Do You Write Under Your Own Name?

With apologies to one of our speakers, Martin Edwards, for shamelessly pinching the name of his Blog as a title for this post, I have been struck while going through the recommended reading list from our speakers how many of the Golden Age authors wrote under one or more pseudonyms.

Over the last week I have read The Monogram Murders by Sophie Hannah, The Poisoned Chocolates Case by Anthony Berkeley and Antidote to Venom by Freeman Wills Crofts.

But Berkeley also wrote under the name Francis Iles and A. Monmouth Platts. The Francis Iles pseudonym appears to have been his preferred choice for books that attempted to subvert the conventions of the genre, such as Malice Aforethought, but he also used it when serving as a book reviewer for The Daily Telegraph – read into that what you will.

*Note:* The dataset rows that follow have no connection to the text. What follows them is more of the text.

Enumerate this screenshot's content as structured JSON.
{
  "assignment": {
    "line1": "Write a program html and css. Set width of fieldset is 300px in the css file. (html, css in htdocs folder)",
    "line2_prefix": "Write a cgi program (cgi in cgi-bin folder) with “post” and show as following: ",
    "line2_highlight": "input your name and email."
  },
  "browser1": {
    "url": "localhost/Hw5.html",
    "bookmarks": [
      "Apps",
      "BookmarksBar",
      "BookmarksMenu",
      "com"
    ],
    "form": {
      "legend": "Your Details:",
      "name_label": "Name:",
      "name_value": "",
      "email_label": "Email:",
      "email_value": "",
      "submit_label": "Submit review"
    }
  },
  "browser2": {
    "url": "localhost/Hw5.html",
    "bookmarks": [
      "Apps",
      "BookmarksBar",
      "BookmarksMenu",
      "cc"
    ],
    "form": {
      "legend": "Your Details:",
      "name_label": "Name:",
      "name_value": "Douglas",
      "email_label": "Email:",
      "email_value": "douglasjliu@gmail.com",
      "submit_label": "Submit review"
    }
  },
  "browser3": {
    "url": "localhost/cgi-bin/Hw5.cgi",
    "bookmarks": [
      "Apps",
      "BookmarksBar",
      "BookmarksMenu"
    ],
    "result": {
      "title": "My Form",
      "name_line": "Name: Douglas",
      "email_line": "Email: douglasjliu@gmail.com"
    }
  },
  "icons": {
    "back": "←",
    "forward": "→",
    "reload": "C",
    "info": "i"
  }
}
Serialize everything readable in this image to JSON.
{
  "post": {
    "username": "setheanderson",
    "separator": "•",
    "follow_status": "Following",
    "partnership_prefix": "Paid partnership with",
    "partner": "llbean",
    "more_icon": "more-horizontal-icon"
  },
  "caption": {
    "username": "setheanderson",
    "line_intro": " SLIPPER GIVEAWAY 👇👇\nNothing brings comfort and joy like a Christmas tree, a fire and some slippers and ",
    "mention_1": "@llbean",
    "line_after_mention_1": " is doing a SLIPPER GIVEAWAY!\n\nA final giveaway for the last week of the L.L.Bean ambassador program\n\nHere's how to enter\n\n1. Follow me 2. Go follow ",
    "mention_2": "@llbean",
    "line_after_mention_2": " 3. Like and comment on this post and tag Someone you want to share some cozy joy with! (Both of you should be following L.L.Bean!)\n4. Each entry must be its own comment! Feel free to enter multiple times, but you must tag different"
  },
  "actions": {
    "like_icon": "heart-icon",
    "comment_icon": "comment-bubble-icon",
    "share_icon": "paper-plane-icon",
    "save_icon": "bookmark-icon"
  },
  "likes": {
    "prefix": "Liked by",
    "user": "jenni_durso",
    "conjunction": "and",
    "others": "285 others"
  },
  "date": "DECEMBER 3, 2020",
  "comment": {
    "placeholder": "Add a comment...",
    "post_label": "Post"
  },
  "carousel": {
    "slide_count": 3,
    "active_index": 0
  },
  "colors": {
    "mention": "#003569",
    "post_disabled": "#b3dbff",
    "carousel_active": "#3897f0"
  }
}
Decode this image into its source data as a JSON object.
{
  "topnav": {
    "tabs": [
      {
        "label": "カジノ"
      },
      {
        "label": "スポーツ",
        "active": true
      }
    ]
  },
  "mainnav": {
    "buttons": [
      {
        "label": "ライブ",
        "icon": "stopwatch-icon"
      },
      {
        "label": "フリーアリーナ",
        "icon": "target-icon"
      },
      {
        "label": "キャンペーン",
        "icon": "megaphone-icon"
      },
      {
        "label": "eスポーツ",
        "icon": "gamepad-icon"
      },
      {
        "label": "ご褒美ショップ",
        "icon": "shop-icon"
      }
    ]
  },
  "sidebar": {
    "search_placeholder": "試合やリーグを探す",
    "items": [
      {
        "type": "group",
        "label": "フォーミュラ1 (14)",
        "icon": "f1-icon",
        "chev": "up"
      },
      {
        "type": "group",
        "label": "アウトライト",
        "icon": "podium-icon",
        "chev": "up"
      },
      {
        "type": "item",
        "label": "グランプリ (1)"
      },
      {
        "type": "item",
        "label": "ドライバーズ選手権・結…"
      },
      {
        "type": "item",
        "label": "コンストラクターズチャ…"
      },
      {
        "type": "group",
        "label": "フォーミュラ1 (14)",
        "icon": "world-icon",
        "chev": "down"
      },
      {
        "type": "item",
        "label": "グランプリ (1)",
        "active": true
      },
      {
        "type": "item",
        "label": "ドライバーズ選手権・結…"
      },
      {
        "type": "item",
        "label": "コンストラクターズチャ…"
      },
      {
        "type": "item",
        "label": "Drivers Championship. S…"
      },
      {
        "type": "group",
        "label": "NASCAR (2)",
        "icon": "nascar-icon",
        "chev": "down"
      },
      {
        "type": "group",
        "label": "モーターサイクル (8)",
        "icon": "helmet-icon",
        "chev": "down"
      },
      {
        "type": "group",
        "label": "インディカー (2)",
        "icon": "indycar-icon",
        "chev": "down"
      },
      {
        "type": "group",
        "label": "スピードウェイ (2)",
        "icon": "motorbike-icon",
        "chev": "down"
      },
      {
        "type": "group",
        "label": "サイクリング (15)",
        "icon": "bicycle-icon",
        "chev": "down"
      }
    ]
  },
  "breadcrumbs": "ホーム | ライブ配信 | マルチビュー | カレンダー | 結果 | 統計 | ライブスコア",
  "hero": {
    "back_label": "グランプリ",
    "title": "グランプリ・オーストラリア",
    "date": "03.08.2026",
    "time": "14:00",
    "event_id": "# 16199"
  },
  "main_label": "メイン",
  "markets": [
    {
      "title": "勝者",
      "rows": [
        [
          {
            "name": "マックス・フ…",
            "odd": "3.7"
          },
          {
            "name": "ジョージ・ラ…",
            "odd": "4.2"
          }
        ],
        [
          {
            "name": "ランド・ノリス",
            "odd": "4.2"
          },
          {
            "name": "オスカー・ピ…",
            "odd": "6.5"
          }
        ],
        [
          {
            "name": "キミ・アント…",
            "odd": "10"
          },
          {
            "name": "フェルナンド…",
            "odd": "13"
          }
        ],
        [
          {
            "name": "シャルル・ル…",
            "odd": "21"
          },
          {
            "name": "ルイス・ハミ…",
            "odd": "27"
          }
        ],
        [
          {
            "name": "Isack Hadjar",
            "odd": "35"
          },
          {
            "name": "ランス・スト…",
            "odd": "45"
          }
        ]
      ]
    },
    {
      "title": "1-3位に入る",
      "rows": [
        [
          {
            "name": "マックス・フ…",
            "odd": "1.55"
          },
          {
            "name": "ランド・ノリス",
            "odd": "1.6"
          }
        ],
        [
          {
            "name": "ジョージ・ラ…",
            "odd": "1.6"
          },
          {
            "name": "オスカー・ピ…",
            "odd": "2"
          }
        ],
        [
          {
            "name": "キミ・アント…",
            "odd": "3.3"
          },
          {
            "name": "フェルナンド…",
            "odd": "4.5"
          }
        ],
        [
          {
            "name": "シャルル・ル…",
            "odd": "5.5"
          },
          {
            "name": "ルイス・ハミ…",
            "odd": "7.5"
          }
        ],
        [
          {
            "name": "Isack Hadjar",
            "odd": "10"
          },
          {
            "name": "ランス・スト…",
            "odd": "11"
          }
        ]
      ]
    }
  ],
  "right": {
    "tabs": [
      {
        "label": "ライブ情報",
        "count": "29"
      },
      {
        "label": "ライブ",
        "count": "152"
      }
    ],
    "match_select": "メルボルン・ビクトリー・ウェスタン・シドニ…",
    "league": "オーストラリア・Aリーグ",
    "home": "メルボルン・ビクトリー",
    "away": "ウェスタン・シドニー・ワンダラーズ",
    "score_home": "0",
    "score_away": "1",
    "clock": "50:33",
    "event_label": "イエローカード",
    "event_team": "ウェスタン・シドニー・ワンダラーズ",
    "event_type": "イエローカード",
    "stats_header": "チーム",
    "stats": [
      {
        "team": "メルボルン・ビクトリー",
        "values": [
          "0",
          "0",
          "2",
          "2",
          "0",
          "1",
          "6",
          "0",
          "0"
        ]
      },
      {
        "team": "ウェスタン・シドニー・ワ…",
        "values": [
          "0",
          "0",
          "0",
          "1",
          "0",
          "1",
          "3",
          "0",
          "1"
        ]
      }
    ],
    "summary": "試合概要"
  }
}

Berkeley is even less trust-worthy when you consider that The Poisoned Chocolates Case is a full length novel that reworks the plot from an earlier short story The Avenging Chance, which gets name-checked in the novel as a play attended by a possible suspect. So even the book is appearing under a pseudonym. Indeed the short story solution is one of those proposed by one of the detectives in the novel but proved to be incorrect.

Likewise, John Dickson Carr is represented in the list under both his own name (The Hollow Man and Fire Burn!) and his Carter Dickson pseudonym used primarily for his Merivale detective fiction (He Wouldn’t Kill Patience). He also used Carr Dickson and Roger Fairburn.

Francis Beeding (author of recommended book The Norwich Victims which I am currently reading) is the pseudonym of not one but two authors collaborating – John Palmer and Hilary St George Saunders.

S.S. Van Dine (author of The Greene Murder Case) is the pseudonym of Willard Huntington Wright who was too embarrassed at writing what he regarded as pulp fiction that he preferred to do so under an assumed name.

Even Agatha Christie was at it. She wrote several romantic novels under the pseudonym Mary Westmacott.

So if you’re coming to the Bodies From The Library conference -you might want to consider attending under a false name. You never know who you might meet.